Belgium blames Netherlands organized crime for violence spikes
Increasing violence and drug trafficking in Antwerp has its roots in Netherlands organized crime, according to Antwerp mayor Bart de Wever. "The drug problems in terms of cocaine trafficking have moved from Rotterdam to Antwerp in recent years. Which means that the Netherlands owes a debt to the rest of Europe", he said to Nieuwsuur.
"Due to the Dutch tolerance policy, organized crime has become deeply entrenched in the Netherlands. And now we share in that, with a port that is also very important for South America", De Wever said. The extreme violence of Dutch drug gangs - cocaine is known to be traded by the gangs involved in multiple assassinations in Amsterdam and Utrecht over the past years - has moved into Belgium, according to the mayor.
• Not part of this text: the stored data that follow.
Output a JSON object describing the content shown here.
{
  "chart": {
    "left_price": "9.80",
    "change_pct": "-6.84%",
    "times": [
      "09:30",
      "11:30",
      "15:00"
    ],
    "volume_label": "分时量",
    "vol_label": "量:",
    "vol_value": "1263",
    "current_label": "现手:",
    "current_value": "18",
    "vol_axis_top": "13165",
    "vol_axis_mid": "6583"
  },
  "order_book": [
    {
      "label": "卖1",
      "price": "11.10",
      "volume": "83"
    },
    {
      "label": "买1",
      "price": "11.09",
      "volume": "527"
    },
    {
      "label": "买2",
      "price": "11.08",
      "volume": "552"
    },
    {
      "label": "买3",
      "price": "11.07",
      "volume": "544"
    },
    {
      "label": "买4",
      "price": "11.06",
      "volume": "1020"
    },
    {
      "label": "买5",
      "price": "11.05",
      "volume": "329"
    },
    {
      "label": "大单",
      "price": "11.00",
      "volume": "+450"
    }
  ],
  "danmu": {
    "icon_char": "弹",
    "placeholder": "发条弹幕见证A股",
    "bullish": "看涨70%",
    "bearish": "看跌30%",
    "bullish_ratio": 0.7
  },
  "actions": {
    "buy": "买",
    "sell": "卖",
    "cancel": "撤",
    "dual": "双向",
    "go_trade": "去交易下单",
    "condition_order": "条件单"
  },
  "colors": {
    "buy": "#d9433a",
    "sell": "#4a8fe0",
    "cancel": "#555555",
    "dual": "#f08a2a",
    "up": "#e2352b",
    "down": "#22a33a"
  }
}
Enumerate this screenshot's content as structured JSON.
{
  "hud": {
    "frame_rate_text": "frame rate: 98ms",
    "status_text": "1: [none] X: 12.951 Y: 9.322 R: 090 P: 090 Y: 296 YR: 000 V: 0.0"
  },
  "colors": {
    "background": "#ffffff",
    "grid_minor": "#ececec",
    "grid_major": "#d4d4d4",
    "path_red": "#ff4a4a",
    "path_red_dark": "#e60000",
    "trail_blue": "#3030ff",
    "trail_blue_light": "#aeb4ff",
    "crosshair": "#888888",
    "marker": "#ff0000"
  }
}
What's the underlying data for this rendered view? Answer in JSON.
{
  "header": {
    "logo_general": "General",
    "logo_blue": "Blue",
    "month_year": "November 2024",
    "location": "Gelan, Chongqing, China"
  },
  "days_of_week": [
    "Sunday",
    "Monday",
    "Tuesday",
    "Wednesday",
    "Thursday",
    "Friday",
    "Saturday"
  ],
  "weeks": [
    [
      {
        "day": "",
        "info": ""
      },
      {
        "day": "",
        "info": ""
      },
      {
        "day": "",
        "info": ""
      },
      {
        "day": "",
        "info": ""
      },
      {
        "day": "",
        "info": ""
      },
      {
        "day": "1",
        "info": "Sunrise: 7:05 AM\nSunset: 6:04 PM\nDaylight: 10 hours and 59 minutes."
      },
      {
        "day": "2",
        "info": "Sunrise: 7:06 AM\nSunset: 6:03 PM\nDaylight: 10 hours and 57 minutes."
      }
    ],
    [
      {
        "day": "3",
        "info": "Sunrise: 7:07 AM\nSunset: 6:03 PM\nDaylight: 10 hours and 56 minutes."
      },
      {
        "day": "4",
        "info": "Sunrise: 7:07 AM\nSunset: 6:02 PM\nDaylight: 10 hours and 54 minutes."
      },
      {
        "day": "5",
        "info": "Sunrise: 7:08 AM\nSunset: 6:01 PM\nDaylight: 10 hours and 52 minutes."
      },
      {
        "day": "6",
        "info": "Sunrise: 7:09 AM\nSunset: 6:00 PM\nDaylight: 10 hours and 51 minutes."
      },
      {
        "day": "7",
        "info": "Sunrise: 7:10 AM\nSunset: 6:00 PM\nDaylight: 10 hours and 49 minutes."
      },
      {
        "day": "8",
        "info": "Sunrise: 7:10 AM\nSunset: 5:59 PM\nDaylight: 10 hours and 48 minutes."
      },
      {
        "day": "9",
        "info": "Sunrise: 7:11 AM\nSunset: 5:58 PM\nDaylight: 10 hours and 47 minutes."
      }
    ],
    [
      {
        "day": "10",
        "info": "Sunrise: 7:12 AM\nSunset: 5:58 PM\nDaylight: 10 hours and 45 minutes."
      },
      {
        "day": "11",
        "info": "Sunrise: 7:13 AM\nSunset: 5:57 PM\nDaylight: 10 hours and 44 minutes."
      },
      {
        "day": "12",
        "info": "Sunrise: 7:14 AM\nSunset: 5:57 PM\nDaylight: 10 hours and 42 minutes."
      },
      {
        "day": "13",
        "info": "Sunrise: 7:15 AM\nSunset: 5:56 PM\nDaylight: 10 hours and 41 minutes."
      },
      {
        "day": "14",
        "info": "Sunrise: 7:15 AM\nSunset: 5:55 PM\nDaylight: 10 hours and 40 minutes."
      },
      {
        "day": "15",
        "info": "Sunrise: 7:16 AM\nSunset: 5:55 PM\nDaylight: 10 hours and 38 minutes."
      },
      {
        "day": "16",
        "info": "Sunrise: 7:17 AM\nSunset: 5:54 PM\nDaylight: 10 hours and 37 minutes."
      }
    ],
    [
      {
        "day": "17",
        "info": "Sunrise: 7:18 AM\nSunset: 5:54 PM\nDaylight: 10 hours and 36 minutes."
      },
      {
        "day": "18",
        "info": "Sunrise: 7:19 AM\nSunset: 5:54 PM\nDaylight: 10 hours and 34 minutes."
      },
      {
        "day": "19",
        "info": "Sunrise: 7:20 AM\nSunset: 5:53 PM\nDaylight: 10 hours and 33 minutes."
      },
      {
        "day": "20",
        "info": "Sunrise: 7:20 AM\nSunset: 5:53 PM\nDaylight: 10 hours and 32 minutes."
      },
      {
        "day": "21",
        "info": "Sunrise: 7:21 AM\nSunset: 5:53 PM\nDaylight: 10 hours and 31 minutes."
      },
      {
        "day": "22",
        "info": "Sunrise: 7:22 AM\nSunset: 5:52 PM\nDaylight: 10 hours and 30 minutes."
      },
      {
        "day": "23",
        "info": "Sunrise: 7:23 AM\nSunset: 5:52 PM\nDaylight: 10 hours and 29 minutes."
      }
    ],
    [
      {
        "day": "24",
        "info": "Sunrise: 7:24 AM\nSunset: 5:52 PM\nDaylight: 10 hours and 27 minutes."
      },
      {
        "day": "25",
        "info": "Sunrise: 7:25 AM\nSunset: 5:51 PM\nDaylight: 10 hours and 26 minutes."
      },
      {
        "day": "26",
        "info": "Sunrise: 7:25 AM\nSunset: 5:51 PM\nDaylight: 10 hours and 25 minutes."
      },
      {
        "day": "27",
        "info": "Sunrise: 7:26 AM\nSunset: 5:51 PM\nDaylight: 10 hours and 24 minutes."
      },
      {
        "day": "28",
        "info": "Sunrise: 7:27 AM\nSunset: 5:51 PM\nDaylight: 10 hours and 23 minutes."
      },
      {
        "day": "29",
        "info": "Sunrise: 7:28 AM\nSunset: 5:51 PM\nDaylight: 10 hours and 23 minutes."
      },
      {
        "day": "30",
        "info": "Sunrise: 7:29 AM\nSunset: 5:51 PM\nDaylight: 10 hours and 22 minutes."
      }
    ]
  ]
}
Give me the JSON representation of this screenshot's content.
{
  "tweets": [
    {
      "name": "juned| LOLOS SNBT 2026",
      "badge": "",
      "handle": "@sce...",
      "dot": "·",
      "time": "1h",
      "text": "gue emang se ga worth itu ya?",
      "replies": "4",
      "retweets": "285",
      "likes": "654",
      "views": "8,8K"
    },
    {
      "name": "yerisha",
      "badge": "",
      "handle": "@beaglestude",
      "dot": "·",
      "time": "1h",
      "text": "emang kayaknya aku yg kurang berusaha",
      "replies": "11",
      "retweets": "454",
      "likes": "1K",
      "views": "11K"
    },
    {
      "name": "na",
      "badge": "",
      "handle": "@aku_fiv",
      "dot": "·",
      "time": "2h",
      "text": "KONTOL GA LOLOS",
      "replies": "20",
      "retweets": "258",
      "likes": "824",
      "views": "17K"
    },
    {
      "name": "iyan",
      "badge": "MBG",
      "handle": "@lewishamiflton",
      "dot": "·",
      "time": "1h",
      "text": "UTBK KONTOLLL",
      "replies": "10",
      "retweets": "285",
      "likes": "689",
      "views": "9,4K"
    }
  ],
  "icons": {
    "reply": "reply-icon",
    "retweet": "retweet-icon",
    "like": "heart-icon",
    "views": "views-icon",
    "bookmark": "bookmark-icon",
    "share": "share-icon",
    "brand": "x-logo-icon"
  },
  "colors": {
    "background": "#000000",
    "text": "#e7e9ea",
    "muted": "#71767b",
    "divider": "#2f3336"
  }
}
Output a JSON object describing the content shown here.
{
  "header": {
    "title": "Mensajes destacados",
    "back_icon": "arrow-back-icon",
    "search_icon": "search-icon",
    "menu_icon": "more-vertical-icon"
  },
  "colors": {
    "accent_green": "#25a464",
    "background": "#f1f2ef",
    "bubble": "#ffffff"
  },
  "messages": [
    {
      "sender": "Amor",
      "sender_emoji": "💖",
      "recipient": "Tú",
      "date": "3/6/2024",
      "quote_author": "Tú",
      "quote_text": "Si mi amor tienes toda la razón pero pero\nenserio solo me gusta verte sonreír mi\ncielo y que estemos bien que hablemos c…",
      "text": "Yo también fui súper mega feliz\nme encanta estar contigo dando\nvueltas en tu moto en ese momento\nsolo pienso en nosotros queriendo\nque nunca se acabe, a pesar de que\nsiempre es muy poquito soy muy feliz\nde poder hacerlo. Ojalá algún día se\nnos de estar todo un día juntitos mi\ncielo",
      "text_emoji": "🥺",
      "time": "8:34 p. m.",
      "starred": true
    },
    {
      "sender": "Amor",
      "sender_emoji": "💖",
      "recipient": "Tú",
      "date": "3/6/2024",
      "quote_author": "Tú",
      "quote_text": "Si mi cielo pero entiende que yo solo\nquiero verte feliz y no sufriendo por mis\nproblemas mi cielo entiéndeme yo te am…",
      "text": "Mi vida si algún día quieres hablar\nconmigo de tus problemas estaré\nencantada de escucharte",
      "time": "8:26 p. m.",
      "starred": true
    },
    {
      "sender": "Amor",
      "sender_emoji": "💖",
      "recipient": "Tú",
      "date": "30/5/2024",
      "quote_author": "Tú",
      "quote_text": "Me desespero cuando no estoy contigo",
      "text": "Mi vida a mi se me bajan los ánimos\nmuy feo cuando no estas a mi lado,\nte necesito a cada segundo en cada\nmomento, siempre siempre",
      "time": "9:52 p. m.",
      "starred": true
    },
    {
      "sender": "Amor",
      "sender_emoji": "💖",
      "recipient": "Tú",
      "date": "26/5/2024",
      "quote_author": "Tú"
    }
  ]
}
Half of all cocaine seized in Europe arrives at the port of Antwerp. The Belgian city has thus become the main import port for cocaine in Europe. "Five years ago it was still 5 thousand kilos, last year 40 thousand kilos", De Wever said to Nieuwsuur. "And our efforts to search for drugs have not increased. The flow has really shifted from Rotterdam to Antwerp."
The growing problems with organized crime in Antwerp led De Wever to declare a 'war on drugs'. "It has already yielded many results, such as reducing drug problems, thousands of arrests and closing dozens of drug buildings." In a second phase the Antwerp city government wants to start working more on tackling money flows from the drug environment, because according to De Wever, drug gangs are still gaining influence in his city. "Organized crime is in the Netherlands, but they are looking for accomplices here in Antwerp."